Ce SDF n’est pas attendu dans le décor car Kontinental’25 se déroule à Cluj, un adorable ville aux murs délicieusement colorés mais qui est aussi un lieu en plein boom de gentrification. Orsolya, huissière, indique au pauvre homme grommelant qu’il doit quitter les lieux – il les quitte mais de manière radicale : en se suicidant. En un décalque à la Psychose, Kontinental’25 laisse le protagoniste mort et s’intéresse à celle qui, d’une certaine manière, en est responsable. Orsolya se sent coupable, et le film examine les blessures de sa conscience. Mais Radu Jude a trop de mauvais esprit pour s’épancher : même bien intentionnée, Orsolya fait part bien tard de son dilemme moral, et participe de toute façon malgré elle à un système qui produit du malheur. Alors que le cinéaste possédait un radar pour filmer tout ce que Bucarest pouvait avoir de moche dans Bad Luck Banging, il ne perd pas une occasion ici pour saisir chaque détail absurde de la ville – pendant que ses SDF s’y foutent en l’air.
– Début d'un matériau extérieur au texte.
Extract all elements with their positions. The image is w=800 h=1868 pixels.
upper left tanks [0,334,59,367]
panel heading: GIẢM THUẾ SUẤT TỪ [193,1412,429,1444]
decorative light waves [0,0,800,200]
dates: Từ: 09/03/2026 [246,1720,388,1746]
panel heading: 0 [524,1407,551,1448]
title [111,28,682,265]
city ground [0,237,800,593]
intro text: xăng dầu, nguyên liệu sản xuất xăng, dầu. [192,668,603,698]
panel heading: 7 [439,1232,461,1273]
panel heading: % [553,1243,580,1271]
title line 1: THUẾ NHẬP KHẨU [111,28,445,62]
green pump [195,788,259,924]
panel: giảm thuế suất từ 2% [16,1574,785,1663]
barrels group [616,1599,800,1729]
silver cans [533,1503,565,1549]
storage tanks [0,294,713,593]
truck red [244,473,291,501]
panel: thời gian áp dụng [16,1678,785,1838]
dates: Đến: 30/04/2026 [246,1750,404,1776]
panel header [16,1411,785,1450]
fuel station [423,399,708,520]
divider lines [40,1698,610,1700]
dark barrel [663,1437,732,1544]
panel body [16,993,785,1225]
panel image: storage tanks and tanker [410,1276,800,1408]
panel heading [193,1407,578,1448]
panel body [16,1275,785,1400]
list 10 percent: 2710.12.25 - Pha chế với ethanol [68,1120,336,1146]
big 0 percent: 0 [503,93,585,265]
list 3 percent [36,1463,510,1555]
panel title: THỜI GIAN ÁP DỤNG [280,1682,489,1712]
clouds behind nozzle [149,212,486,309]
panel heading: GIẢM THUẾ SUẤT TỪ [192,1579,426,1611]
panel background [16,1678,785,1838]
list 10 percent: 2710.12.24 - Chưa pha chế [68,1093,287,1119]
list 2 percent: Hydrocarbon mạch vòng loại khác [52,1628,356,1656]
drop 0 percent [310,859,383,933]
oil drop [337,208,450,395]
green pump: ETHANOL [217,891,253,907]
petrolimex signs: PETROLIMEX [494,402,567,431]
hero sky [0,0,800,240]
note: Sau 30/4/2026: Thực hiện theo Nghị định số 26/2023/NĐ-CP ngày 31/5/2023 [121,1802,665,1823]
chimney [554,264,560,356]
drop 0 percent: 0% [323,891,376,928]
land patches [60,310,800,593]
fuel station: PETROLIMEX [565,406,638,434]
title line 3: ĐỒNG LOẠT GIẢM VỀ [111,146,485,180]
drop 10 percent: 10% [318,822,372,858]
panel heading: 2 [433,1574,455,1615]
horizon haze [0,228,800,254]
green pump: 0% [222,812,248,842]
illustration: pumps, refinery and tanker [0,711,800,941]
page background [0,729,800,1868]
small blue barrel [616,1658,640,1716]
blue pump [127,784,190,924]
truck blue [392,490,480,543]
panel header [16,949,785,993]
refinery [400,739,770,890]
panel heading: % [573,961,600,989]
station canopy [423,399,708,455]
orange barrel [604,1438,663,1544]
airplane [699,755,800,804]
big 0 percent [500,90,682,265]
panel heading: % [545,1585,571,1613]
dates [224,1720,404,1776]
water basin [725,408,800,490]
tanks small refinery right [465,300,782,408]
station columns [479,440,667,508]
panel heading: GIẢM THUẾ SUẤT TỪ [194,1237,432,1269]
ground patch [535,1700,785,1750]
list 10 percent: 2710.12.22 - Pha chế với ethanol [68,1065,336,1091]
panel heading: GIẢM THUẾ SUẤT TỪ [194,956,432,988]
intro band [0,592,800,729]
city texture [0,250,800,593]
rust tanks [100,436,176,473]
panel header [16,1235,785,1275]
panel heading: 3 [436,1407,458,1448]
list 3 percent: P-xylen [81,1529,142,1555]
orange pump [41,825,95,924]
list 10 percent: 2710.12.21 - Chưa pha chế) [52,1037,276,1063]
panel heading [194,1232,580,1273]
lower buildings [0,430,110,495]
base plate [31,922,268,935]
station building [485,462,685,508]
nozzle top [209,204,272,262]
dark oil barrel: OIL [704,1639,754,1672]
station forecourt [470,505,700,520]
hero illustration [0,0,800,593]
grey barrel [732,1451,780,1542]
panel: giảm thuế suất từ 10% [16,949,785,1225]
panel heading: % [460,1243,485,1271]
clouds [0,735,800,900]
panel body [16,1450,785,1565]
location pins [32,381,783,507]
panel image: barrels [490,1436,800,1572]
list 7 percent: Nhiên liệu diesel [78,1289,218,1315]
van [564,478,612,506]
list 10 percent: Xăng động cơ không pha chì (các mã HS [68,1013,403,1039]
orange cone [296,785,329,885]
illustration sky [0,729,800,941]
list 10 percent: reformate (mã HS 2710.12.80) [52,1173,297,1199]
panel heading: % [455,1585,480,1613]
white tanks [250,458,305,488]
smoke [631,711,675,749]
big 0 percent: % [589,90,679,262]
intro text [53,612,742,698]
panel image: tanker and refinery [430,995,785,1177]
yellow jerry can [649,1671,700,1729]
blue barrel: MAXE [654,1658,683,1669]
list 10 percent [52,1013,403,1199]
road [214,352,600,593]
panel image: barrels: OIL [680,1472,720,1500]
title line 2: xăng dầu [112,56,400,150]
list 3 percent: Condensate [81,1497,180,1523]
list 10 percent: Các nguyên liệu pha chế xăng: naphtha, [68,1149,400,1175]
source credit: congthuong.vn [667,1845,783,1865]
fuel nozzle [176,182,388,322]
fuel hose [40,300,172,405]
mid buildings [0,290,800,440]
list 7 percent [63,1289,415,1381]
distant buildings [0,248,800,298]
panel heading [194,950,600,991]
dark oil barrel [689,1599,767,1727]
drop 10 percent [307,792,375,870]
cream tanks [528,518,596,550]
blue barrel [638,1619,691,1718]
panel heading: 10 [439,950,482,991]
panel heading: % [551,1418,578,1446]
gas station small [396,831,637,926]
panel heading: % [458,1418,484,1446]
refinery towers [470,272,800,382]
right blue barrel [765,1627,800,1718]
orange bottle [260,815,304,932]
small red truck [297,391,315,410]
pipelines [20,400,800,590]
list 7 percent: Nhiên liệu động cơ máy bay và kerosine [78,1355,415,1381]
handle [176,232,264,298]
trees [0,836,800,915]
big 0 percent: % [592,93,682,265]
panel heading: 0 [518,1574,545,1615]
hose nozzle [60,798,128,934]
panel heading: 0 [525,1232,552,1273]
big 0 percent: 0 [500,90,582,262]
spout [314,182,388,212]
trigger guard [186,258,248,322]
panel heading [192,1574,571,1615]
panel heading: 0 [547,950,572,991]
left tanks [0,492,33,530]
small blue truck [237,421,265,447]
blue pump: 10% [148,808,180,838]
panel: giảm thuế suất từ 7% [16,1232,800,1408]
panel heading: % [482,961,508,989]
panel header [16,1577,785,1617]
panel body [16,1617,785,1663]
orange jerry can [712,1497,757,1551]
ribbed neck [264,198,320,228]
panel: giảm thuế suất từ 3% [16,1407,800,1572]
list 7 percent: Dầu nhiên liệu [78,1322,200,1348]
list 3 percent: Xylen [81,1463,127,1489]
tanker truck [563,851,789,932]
Cette cohabitation poursuit le fil rouge de la tragi-comédie humaine dans sa filmographie, notamment sa portion récente. Il est bien difficile d’être digne dans cette laideur insensée, il y a toujours un bruit de fond qui parasite les bonnes paroles. Une discussion sur les ONG est recouverte en ville par une techno qui sort d’on ne sait où ; une discussion conjugale est accompagnée de pubs idiotes diffusées par une télévision que personne ne regarde. Jude reste un grand cinéaste de la bêtise dans ce film où, comme des ploucs, les gens se disputent encore la propriété de la Transylvanie et font des concours de xénophobie tandis que les « docteurs en idiotie » se multiplient. Les fières statues se dressent dans la ville mais les personnages ont plutôt tendance à finir à quatre pattes.
Orsolya se confie à différents types de personnages, elle parle beaucoup (le film est bavard, un peu trop) mais le réconfort n’est pas aisé à trouver. Il est plus facile – et plus humain – d’être lamentable, en se murgeant la gueule ou en parlant mal à des gamins. Tourné à partir d’un micro budget, en une dizaine de jours et avec une image brute, Kontinental’25 exprime un même sentiment direct, chaotique – personne n’est là pour délivrer des leçons, même en parlant jusqu’au bout de la nuit. Radu Jude filme la ville qui s’étend, belle puis laide, vivante et vide, cimetière puis château – autant d’endroits prêts à accueillir de nouveaux drames ou de nouvelles comédies.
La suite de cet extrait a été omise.